# US$ 5,500 Off a Hasselblad



## expatinasia (May 1, 2015)

I always found this a weird concept and it would seem I am not alone.

SAR is reporting that the NEX-7 modified Hasselblad Lunar E-mount camera just got a massive $5,500 discount at B&H.

http://www.sonyalpharumors.com/this-is-the-biggest-price-drop-on-e-mount-ever-5500-off-on-the-hasselblad-lunar/


----------



## Dylan777 (May 2, 2015)

So much DR just by looking at it ;D


----------



## dolina (May 2, 2015)

The Sony NEX-7 is a digital camera announced Aug 24, 2011

It is replaced by the ILCE-6000 (α6000).

The Sony A6000 is a digital camera announced February 12, 2014.


----------



## expatinasia (May 2, 2015)

dolina said:


> The Sony NEX-7 is a digital camera announced Aug 24, 2011
> 
> It is replaced by the ILCE-6000 (α6000).
> 
> The Sony A6000 is a digital camera announced February 12, 2014.



And your point is?


----------



## dolina (May 2, 2015)

expatinasia said:


> And your point is?


Interpret it as you will. I am just providing a context to this sale.
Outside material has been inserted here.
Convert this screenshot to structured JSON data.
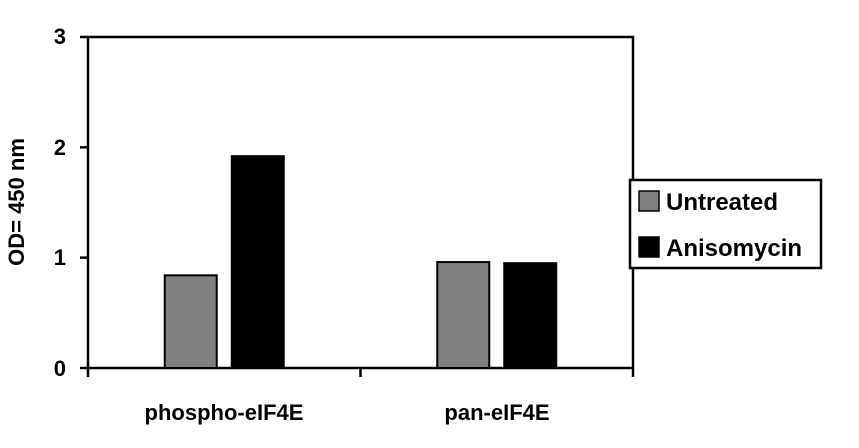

$1,500 is a lot of money for a phased out Sony.


----------



## expatinasia (May 2, 2015)

dolina said:


> expatinasia said:
> 
> 
> > And your point is?
> ...



Wasn't really looking for context. The thread is more about the business concept of Hasselblad taking Sony cameras and repackaging them before adding on a few thousand dollars to the sale price. US$5,500 off such a camera speaks volumes about that in my eyes.


----------



## tolusina (May 3, 2015)

expatinasia said:


> .... the business concept of Hasselblad taking Sony cameras and repackaging them.....


Looks as though Hassy was attempting to sell this thing as a fashion accessory to the excessively well heeled, Hassy has now discovered how fickle is fashion.


----------



## dolina (May 3, 2015)

My comment is for those who may consider buying this Hassy.

It would had made more sense for them to sell a $5,000 point & shoot with a Sony medium format image sensor.

I'd seriously consider buying one of it one was made.


----------



## expatinasia (May 3, 2015)

tolusina said:


> Looks as though Hassy was attempting to sell this thing as a fashion accessory to the excessively well heeled, Hassy has now discovered how fickle is fashion.



Definitely. It is a business model I have never understood, and while I realise some may prefer what they have done with the shell, to keep the insides exactly the same but charge double or triple the price just makes no sense.

I doubt that there are many here on CR that would buy such an expensive copy of what is not really an Hasselblad, but a Sony.


----------



## dolina (May 3, 2015)

Hassy is trying to find new markets like how Leica entered the medium format segment.


----------



## sanj (May 4, 2015)

I will not suger quote this: They are taking us for idiots.


----------